2) The ability to work and engage with doctors, nurses and other health care providers. Quality improvement efforts can easily become “top down” initiatives that are ‘done to’ front-line providers rather than engaging them and even having them champion or lead the initiatives.
3) Knowing how to partner with patients. A fundamental goal of quality improvement is better patient care and there is a growing acceptance that patients need to be participants in improvement efforts. Knowing how to partner with patients is still an evolving field, but there are a growing number of national and provincial centres with the expertise to offer guidance (e.g. Health Quality Ontario, the Canadian Foundation for Healthcare Improvement, the British Columbia Patient Safety and Quality Council)
4) Comfort with using data for improvement. As the American-based National Quality Centre is attributed as saying: “Only data can tell whether improvements are made.” A leader must understand different sources of data; how data for quality improvement may differ from data for research; and different analytical means of managing data.
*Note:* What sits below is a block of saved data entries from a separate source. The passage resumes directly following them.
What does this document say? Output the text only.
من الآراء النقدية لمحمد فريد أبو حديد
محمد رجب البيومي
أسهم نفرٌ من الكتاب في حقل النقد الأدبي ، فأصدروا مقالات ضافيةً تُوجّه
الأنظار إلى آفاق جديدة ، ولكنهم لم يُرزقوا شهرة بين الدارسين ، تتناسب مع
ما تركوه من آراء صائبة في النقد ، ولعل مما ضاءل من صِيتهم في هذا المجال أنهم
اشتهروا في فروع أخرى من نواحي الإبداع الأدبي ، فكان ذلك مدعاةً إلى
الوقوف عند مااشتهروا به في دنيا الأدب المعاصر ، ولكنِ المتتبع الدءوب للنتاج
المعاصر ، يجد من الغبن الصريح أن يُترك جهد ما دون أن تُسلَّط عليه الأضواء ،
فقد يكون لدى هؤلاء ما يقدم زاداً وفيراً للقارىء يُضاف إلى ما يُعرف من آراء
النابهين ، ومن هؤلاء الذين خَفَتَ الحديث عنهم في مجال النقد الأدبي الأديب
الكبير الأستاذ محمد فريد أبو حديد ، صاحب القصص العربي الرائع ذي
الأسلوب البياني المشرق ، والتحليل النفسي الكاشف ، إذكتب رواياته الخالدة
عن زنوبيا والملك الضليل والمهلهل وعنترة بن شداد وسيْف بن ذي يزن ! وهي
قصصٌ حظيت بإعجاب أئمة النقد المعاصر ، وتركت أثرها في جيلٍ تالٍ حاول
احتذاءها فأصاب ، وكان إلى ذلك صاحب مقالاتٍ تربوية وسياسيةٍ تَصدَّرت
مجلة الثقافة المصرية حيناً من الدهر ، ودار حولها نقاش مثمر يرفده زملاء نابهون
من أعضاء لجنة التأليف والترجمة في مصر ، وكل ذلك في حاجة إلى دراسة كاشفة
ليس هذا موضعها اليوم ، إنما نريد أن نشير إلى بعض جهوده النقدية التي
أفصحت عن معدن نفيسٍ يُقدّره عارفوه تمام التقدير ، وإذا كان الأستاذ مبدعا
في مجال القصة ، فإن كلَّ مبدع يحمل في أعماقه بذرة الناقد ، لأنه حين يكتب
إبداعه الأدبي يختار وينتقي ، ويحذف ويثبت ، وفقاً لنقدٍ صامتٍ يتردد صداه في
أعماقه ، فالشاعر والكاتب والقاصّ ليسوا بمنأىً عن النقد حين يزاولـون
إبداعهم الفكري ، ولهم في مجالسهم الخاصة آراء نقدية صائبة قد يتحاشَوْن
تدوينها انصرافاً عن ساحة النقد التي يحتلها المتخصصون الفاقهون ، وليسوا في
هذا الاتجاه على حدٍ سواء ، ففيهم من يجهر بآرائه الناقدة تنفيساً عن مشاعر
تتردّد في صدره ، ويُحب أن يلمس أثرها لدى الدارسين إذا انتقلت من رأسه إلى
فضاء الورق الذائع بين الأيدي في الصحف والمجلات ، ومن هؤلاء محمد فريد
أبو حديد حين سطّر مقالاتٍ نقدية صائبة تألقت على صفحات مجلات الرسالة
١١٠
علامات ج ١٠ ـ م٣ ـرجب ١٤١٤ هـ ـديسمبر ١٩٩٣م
5) Familiarity with social media. A leader need not have an affinity or competency for a specific social media platform, but they must understand how the growth of social media platforms is transforming traditional communications hierarchies, means of information sharing and participation.
6) Knowing the basics of quality improvement. Run Charts, PDSA (Plan, Do, Study, Act) Cycle and Fishbone Diagrams are all part of the lexicon of a health care leader’s committed to improvement. A PhD or Masters in QI is not a requirement, but basic training and some lived experience should be.
7) Accepting and working with failure. A leader in quality health care must have resiliency and learn to deal with failure, and accept it as a part of the process of building a better system.
Not your traditional leadership skill set for sure, but one well suited for building quality health care today and tomorrow.